Your Christmas may smell like pine boughs, or cinnamon, or chocolate, but mine smells like coconut. And liquor. But that was another post. Let’s stick with coconut for now.

I put coconut in everything at Christmas. There’s coconut in ambrosia, bourbon balls, Lane Cake, Coconut Cake, and on and on and on. Maybe it’s because it looks snowy all piled up on top of some fruit or mounded up on top of white icing. Maybe it’s because we used to didn’t get coconut all year long and even though now you can’t swing a dead cat in the Pig without hitting a bag of coconut, it still seems special. Maybe it’s because it’s just darn good.

My absolute favorite way to eat coconut is in my Mama’s coconut pie. It is very nearly pure, unadulterated coconut on crust with some egg to hang it all together. It’s about as simple as a pie can be.
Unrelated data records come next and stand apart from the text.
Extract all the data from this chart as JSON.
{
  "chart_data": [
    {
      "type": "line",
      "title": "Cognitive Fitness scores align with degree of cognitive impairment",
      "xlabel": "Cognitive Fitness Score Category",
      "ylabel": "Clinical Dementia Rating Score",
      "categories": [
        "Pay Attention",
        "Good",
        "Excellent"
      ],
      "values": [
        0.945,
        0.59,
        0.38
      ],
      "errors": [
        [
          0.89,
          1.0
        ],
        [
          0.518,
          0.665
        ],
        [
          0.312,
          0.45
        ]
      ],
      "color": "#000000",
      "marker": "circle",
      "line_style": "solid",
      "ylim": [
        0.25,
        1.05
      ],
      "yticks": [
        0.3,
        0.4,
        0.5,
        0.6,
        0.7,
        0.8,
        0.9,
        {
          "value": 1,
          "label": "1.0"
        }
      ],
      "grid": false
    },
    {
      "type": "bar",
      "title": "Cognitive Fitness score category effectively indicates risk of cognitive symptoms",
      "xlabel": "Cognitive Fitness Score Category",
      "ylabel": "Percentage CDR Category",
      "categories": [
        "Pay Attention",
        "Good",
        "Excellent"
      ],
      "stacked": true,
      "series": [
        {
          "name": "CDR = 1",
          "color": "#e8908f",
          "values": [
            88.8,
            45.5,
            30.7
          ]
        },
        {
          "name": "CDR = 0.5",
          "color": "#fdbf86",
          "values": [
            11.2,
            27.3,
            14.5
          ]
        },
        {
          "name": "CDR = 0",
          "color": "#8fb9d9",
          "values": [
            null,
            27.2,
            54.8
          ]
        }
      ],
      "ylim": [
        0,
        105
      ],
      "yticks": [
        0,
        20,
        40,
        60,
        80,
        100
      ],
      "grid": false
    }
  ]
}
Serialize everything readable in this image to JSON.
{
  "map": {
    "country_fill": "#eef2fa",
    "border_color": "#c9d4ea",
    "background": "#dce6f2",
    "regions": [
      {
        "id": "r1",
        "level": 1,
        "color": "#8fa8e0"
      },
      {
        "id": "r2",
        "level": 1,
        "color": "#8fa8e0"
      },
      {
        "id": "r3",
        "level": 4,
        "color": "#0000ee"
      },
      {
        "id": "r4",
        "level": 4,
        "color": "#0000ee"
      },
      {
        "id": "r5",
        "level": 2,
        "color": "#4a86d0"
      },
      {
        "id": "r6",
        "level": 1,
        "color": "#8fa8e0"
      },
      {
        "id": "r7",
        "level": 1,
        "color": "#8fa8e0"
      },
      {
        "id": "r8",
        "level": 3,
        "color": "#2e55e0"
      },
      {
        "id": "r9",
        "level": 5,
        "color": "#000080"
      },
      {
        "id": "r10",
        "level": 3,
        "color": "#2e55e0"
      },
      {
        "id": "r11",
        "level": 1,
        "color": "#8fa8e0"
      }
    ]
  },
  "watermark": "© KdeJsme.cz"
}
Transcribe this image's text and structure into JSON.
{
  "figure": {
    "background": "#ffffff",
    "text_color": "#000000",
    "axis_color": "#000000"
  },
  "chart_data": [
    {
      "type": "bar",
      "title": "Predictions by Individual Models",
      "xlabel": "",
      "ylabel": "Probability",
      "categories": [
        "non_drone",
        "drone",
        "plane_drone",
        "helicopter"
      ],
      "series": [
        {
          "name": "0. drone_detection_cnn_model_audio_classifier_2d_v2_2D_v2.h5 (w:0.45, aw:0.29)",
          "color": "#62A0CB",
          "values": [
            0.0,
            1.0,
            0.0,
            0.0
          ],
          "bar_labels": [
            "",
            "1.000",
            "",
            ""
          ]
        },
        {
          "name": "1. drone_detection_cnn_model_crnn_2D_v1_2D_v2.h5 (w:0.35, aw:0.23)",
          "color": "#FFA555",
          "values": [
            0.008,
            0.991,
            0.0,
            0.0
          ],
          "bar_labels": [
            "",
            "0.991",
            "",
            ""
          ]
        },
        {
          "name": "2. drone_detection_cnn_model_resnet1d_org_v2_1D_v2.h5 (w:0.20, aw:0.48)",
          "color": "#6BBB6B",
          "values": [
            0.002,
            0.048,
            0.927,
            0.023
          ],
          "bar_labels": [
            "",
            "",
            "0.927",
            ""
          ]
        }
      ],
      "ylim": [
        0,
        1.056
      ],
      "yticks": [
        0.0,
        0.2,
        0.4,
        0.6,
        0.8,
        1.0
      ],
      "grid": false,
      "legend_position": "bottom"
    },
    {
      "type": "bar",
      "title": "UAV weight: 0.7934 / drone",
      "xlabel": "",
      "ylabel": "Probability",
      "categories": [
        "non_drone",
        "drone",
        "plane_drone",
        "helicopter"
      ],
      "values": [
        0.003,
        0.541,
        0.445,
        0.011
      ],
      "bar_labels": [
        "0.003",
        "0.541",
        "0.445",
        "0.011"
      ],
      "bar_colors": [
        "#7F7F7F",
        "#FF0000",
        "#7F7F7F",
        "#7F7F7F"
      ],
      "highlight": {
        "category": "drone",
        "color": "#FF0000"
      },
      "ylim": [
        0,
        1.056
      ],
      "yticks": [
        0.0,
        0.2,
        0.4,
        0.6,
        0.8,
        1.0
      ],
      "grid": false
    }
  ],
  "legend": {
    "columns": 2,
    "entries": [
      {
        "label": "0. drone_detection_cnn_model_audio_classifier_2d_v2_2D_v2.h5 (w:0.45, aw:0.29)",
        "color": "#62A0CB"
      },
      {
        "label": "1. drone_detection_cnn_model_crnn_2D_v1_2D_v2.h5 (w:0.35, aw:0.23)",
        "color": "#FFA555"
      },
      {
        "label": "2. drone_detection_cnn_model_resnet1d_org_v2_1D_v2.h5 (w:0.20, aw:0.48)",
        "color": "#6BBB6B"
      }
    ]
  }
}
There is all the work of grating the coconut, but don’t let them fool you into thinking that bagged is just as good because it’s easier. It isn’t.

Her’s is a custard pie. None of that coconut cream pie business. No Cool Whip mixed in or slathered on top. No boxed pudding mix. No marshmallow creme. No fussy list of ingredients.

I called Mama to ask her for the recipe, and she told me that her recipe came straight down from her grandmother, Ada Rowell. She also told me about another coconut pie recipe she has from a cousin that she claims is as good as hers, although while I’m sure it’s tasty, I seriously doubt that it is.

When Mama sent me the recipe, I looked at the simple ingredients and wondered just what makes this pie so darn good. Just reading the list, it’s really nothing special. That’s why I have to chalk it up to what I firmly believe makes every family recipe a favorite — it’s good because my Mama (or your mama, or your granny, or your favorite aunt, or your daddy, or your cousin) makes it with love for us every Christmas.

Below is the whole email about the pies just like Mama sent it to me.

Here are two coconut pies:

Traditional Family Pie

1 whole coconut, grated, plus coconut milk
1/2 cup sugar
5 eggs, beaten
Vanilla

Combine all ingredients and bake in blind-baked pie shell until puffed up on top and golden brown.

Cousin Mildred Thompson’s pie. (She is one of the Brannan cousins.)

1/4 cups sugar
1/2 stick butter
3 eggs, beaten well
1/4 cup buttermilk (I think that I would use milk or half-and-half.)
1 tsp. vanilla
1 1/2 to 2 cups shredded coconut  (Her recipe calls for one can of coconut, but you can’t get it in cans anymore.)

Mix eggs, sugar, and butter (melted?). Add other ingredients and place in unbaked pie shell.  Cook 1 hour at 325 degrees.

This is a very good pie.

2 thoughts on “This is a very good pie.

  1. IMPORTANT CORRECTION. In recipe 2, Mildred Thompson’s pie, the correct amount of sugar is 1/4 cup. Sorry for my mistake.